As was the practice for many other areas of the code, the controlled group rules of Section 1563 were viewed (with modification to the ownership percentage) as the common ground on which to determine controlled group members for research tax credit purposes. However, in practice, because controlled groups often consist of one or more consolidated groups and involve partnerships, foreign members, acquisitions, dispositions and other complicating structures and transactions, the complexities of defining a controlled group for research credit purposes quickly spiraled upward.
Adding to this, the Internal Revenue Service Office of Chief Counsel issued conflicting informal advice with regard to intercompany sales and the inclusion7 and exclusion8 of amounts in the gross receipts calculation under the traditional method.
Further, the regulations in effect since 2006 required a controlled group to allocate the group credit in a burdensome two-step procedure necessitating computing the credit under both the traditional and alternative simplified credit method for each member of the controlled group (and on a group-level basis). When this procedure was first proposed by the IRS, KPMG tax professionals spoke at an IRS-Treasury hearing in opposition to the two-step allocation method, and supported a simpler method, similar to what has now become the rule in tax years beginning after 2011.9
It appears that there has been movement toward simplifying the credit allocation process; however, a lot remains to be seen in regard to other updates to the credit law--the advent of cloud computing, permanent instatement of the credit, abolishment of the traditional method and increase in credit percentage, among other things.
1 Regulations Section 1.41-6(b)(1).
2 See Section 41(f)(1). The provisions of this section have been modified under the provisions of the American Taxpayer Relief Act of 2012 (ATRA) (Pub. L. No. 112-240), which is effective for tax years beginning after Dec. 31, 2011. The modification is such that the group credit allocation must be made strictly in proportion to the QREs of each member for the credit year. Prior to enactment of ATRA, a complex group credit allocation was required in which the group credit was compared to the sum of stand-alone credits, and the allocation of any excess group credit was determined in accordance with each member's proportionate share of QREs. See Notice 2013-20 for IRS guidance in regard to the allocation modifications made under ATRA.
3 Funding comes into play if the entity making wage payments to the worker is reimbursed for those costs by the entity on whose behalf the research is performed. Generally, funded research isn't qualified research. Section 41(d)(4)(H). When the payments are made within the group, however, this clause of the regulation makes clear that such reimbursements aren't to be taken into account due to the single taxpayer rule, so the analysis of which entity can claim the QREs isn't affected by the existence of an intragroup reimbursement.
4 Under Section 41(f)(5), Sections 1563(a)(4) and (e)(3)(c) are specifically excluded from the definition of controlled group members for research tax credit purposes.
5 Section 41(f)(1)(B) and Reg.

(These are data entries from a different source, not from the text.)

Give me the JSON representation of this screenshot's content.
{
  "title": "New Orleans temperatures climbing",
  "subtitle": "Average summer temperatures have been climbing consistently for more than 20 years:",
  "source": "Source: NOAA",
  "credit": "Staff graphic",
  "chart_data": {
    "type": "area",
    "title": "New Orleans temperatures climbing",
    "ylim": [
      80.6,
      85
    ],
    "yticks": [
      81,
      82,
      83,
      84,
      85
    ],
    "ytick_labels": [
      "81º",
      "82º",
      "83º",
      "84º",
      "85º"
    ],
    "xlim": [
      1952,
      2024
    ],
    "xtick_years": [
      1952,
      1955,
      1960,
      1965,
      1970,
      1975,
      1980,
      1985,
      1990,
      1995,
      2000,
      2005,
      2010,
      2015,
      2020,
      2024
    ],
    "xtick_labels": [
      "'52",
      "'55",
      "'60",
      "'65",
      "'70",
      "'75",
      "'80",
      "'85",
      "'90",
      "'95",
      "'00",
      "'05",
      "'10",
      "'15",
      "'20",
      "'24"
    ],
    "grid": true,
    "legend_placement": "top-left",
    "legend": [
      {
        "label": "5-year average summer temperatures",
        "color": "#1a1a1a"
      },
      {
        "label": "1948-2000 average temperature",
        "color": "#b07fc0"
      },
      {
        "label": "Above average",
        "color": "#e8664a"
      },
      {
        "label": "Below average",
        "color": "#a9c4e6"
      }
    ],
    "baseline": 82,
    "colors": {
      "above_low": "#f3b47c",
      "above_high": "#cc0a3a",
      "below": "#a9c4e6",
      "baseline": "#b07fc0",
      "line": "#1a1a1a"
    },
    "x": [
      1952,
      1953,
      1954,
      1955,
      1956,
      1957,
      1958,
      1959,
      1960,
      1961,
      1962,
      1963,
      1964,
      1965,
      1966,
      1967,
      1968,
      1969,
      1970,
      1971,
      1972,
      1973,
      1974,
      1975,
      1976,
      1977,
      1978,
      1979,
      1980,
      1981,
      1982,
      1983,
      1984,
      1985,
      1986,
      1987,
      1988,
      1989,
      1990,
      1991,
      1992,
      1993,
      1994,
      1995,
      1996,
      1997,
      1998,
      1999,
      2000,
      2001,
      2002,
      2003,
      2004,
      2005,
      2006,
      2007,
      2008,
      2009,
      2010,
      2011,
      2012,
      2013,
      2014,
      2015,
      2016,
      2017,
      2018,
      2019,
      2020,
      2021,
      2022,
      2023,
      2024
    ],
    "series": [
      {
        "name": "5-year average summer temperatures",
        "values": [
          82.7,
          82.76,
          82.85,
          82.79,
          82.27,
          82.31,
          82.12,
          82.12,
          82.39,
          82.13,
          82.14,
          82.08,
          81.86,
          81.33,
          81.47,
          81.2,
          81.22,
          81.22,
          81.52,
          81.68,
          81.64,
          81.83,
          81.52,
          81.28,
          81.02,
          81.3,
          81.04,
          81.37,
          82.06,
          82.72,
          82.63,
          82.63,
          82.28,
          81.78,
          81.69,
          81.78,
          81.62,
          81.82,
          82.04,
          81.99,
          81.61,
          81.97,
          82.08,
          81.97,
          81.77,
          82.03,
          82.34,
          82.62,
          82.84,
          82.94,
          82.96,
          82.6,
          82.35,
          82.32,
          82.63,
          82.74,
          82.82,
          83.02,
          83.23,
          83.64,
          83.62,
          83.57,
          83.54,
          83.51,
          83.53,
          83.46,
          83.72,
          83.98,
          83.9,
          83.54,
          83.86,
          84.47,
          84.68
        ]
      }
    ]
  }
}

Section 1.52-1(b) set similar standards for entities that aren't corporations, i.e., partnerships, trusts, estates and sole proprietorships.
6 T.D. 9522, 76 FR 19907 (April 11, 2011). An example in the regulation makes it clear that even though a corporation is an “excluded member,” it is still a member of the controlled group under Section 1563(a).
7 CCA 200620023.
8 CCA 200233011.
9 See Notice 2013-20 for a description of new allocation method.